At the appointed time, the aurora arrives. The photo stream shows a faint green tinge emerging on the horizon. It is so faint I can barely see it. We wait a few minutes, but nothing changes: it is just a faint green light, barely visible. This is an anti-climax of monumental proportions, frankly, and I am now thoroughly pissed off. Even reaching the gooey molten center of the chocolate pudding is unable to lift my spirits.
Thankfully, my cousin is a tech-geek.
He sets to work on his remote control, extending the exposure period of the camera outside. He also sets to work on his laptop, downloading photos, applying filters and digitally “cleaning” and “scrubbing” stuff, before electronically stitching the live picture stream together, into a composite photo-video of sorts.
All of a sudden, the faint green glow on the horizon becomes a bright curtain of light. It moves and shifts through the sky like an unearthly phantom. There are a billion stars twinkling in the sky above. The Milky Way looks like a luminous white cloud.

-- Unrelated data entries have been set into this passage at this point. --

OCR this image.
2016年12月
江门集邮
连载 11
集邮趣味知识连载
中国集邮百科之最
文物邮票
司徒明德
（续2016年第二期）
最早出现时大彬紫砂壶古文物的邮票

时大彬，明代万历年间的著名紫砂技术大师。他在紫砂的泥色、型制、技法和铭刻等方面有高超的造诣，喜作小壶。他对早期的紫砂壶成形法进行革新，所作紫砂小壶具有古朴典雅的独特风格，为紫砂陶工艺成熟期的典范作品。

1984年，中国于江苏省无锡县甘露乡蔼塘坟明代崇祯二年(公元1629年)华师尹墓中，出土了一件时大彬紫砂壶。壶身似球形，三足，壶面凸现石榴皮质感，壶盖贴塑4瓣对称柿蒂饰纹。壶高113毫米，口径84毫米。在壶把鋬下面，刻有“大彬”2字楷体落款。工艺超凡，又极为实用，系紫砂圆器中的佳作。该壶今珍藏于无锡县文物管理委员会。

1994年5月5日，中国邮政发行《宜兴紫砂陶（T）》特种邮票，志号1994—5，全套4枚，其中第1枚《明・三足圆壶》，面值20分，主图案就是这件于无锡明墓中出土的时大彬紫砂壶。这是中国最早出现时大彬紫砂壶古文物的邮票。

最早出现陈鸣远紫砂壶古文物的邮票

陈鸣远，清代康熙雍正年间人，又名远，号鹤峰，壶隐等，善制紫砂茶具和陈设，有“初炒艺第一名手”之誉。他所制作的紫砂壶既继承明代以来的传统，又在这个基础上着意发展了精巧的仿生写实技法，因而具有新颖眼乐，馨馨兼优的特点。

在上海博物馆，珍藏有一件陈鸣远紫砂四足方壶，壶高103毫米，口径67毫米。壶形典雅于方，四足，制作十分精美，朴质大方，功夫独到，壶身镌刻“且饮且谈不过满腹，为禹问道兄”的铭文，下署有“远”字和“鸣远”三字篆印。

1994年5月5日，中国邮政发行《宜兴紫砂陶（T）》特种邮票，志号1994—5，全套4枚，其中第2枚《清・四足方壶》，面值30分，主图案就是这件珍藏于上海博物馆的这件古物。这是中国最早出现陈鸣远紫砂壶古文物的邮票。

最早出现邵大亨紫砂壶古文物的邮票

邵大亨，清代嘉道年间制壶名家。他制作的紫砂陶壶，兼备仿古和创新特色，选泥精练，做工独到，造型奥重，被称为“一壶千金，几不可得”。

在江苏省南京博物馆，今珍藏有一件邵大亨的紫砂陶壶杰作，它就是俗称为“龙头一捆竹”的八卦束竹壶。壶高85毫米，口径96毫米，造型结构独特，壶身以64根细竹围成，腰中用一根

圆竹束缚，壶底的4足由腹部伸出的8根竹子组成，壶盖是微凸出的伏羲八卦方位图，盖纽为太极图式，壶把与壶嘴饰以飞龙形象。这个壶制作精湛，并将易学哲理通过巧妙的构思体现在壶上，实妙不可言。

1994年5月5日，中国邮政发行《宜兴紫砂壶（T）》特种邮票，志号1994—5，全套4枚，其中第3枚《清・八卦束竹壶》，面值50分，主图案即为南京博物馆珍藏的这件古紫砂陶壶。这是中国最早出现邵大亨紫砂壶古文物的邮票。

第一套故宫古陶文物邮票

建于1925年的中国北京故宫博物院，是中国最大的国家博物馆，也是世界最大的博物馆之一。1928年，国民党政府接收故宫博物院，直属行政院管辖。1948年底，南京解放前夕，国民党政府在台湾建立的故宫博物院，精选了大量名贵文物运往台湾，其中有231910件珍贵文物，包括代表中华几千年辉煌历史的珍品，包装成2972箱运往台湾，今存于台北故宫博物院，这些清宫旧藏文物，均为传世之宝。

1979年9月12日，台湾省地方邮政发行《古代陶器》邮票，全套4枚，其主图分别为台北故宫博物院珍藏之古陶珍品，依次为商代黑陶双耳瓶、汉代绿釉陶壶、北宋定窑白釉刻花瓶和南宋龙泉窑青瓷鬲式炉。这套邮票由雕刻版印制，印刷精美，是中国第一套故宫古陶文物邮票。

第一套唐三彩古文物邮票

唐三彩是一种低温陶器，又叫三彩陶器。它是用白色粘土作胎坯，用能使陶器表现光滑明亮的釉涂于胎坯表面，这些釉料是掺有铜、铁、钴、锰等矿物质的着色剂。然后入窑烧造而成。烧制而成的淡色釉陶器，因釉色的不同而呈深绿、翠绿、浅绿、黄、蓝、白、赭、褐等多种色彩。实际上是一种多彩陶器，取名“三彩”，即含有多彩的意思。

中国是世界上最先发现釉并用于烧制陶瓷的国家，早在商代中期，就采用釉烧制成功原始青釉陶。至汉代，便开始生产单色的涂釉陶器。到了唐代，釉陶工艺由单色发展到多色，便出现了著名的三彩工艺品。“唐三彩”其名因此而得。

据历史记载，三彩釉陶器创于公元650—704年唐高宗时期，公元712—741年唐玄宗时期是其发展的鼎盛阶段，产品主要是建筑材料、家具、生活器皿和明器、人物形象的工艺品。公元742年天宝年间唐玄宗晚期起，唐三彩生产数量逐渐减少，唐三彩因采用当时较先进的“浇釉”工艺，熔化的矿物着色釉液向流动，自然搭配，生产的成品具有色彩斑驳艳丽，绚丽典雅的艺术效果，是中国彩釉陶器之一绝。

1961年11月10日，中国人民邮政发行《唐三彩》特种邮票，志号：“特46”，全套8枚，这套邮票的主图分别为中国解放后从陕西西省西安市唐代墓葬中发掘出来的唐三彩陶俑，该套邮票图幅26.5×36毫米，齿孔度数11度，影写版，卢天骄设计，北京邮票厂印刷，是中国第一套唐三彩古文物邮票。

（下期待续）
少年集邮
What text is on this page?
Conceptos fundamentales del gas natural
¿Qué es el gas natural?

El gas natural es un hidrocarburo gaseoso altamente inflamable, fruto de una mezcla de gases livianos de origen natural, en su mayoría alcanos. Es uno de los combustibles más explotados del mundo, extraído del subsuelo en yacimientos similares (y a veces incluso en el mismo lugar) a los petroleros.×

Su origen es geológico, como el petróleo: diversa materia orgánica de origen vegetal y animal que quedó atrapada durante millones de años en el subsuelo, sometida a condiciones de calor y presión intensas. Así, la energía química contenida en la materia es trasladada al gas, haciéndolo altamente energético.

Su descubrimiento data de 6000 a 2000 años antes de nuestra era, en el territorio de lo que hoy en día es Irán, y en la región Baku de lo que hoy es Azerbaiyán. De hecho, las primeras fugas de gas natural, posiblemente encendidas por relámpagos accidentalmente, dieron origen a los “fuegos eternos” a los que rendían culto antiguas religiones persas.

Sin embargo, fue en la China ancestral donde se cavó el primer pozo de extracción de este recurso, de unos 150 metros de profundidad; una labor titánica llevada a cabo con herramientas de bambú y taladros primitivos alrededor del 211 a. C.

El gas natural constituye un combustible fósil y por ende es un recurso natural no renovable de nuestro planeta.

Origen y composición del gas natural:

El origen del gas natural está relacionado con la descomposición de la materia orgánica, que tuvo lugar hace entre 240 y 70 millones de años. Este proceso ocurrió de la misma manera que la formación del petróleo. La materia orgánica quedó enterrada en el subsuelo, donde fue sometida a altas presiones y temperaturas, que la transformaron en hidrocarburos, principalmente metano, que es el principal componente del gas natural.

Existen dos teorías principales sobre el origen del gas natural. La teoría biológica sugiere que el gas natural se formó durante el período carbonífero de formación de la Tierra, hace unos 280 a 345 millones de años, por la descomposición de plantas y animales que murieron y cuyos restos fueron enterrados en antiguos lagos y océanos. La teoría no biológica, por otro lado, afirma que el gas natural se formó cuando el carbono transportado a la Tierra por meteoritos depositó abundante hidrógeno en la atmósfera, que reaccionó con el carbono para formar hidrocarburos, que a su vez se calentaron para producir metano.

It is incredible, and I forget totally it is all on a screen. Technology and nature have fused together. We sit there silently, and watch this digitally enhanced but real-time aurora borealis show for almost an hour. While sipping our hot chocolates, and with a crackling log-fire to keep us warm.
I am amazed, and beyond mesmerized. The Northern Lights are spectacular. But more than this – I have seen magic. Like an alchemist of old, David has waved a sorcerer’s wand and something truly astonishing has materialized, right in front of my eyes, conjured literally from out of thin air.
So there you have it – my story of how I saw the Northern Lights. Well, sort of saw the Northern Lights, I guess. True, I may not have actually seen the aurora borealis, but I certainly experienced this amazing phenomenon, and in a way that I will never forget.
Isn’t that what a Bucket List Moment should be?